Jupiter & Mars – an audio specimen of future Earth vol. 1
Here’s what Dan had to say about his process: “My own style has always been influenced by the graphic design culture of progressive house & trance from the 90s and early 2000s (particularly labels like Bedrock and Global Underground) — I believe that this album feels as if it could have been born in that era, so the direction for this project takes inspiration from that. This soundtrack has its own personality and identity, with that in mind I wanted to make something unique in order to make that clear.
“The ‘porthole’ theme came from an idea to visualize a window/view into another world, and to represent the tone of the soundtrack using simple color and texture rather than specific imagery. This continues with the typography on the reverse, which has been set in a circular ‘shoal’. Each graphic was created using sections of stills from the game so that the palettes used are truly representative of the game’s vibrant hues.”

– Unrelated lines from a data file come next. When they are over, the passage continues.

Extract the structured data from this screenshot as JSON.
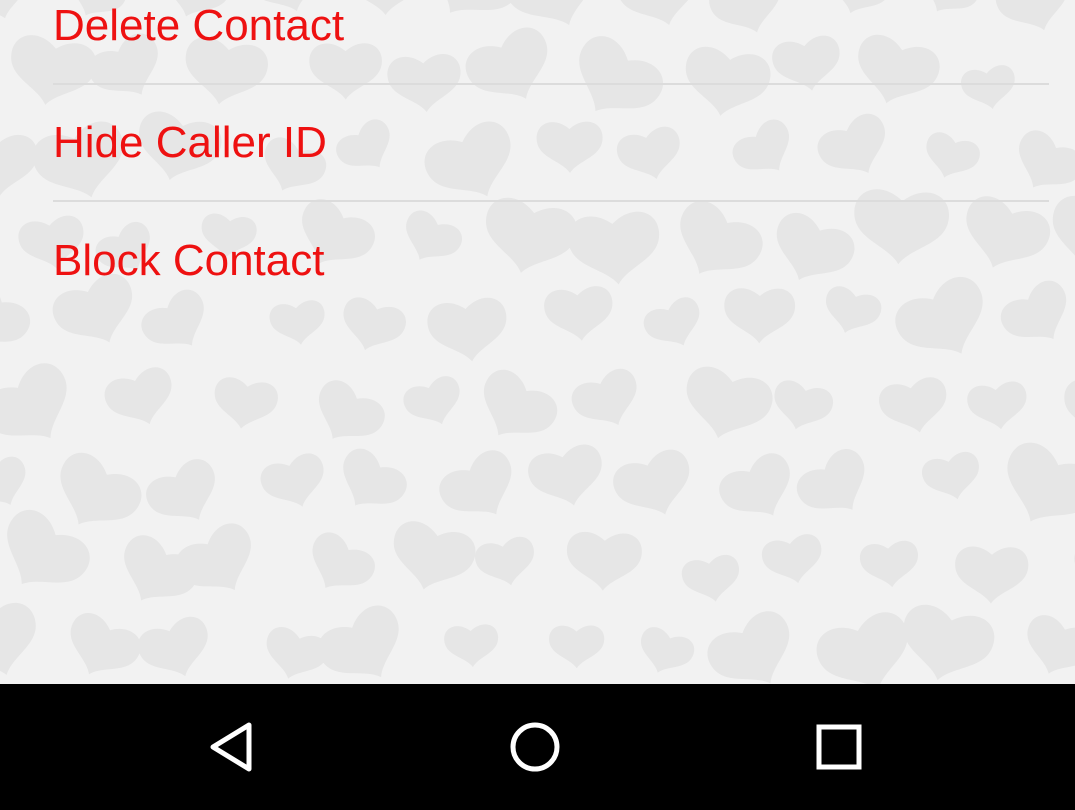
{
  "menu": {
    "items": [
      {
        "label": "Delete Contact"
      },
      {
        "label": "Hide Caller ID"
      },
      {
        "label": "Block Contact"
      }
    ]
  },
  "theme": {
    "label_color": "#ee1111",
    "background": "#f2f2f2",
    "heart_color": "#e6e6e6",
    "divider_color": "#dcdcdc",
    "navbar_color": "#000000"
  },
  "navbar": {
    "buttons": [
      {
        "icon": "back-triangle-icon"
      },
      {
        "icon": "home-circle-icon"
      },
      {
        "icon": "recents-square-icon"
      }
    ]
  }
}
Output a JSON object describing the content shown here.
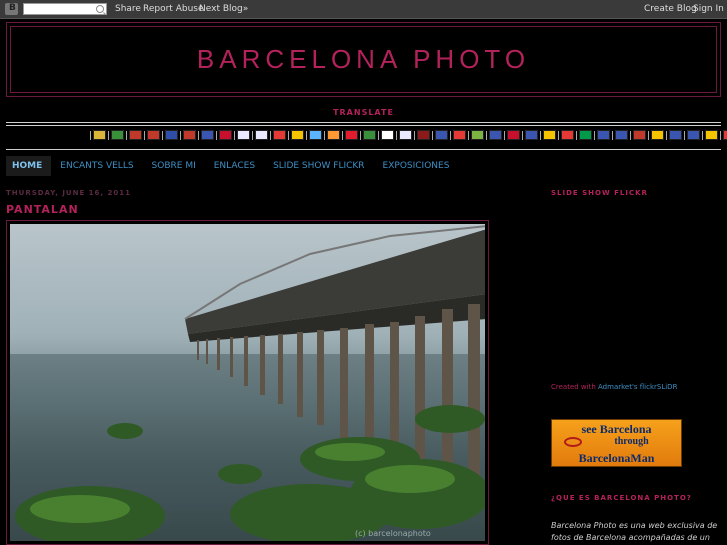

Lastly, on the topic of the vinyl release, my good friend and mentor Tetsuya Mizuguchi wrote the introduction to the album. So if you’re a gamer who likes things like Child of Eden, Lumines, Rez Infinite, and Tetris Effect, and have to own all the Mizuguchi things, this should make a nice addition to your collection.
So hopefully this gives some insight as to how integral the music is in our games. Jupiter & Mars revolves around two characters who depend on each other, who share special times together, and are above all intelligent beyond our understanding. They experience emotions as profoundly as we do. In Jupiter & Mars we want to tell a mostly wordless, musical story, where the actions and deeds of our two cetaceans penetrate your heart more deeply than any text box could ever do (I hope).
My personal wish, when you play our game, is that you grow as close to these characters as I have through the years. They first swam into my head almost a decade ago, and they’ve been like family ever since. Moreover, I hope that even after you power down your PS4 or take off your PS VR headset, and walk away to do something else in your life, that a bit of my friends, Jupiter and Mars, goes with you.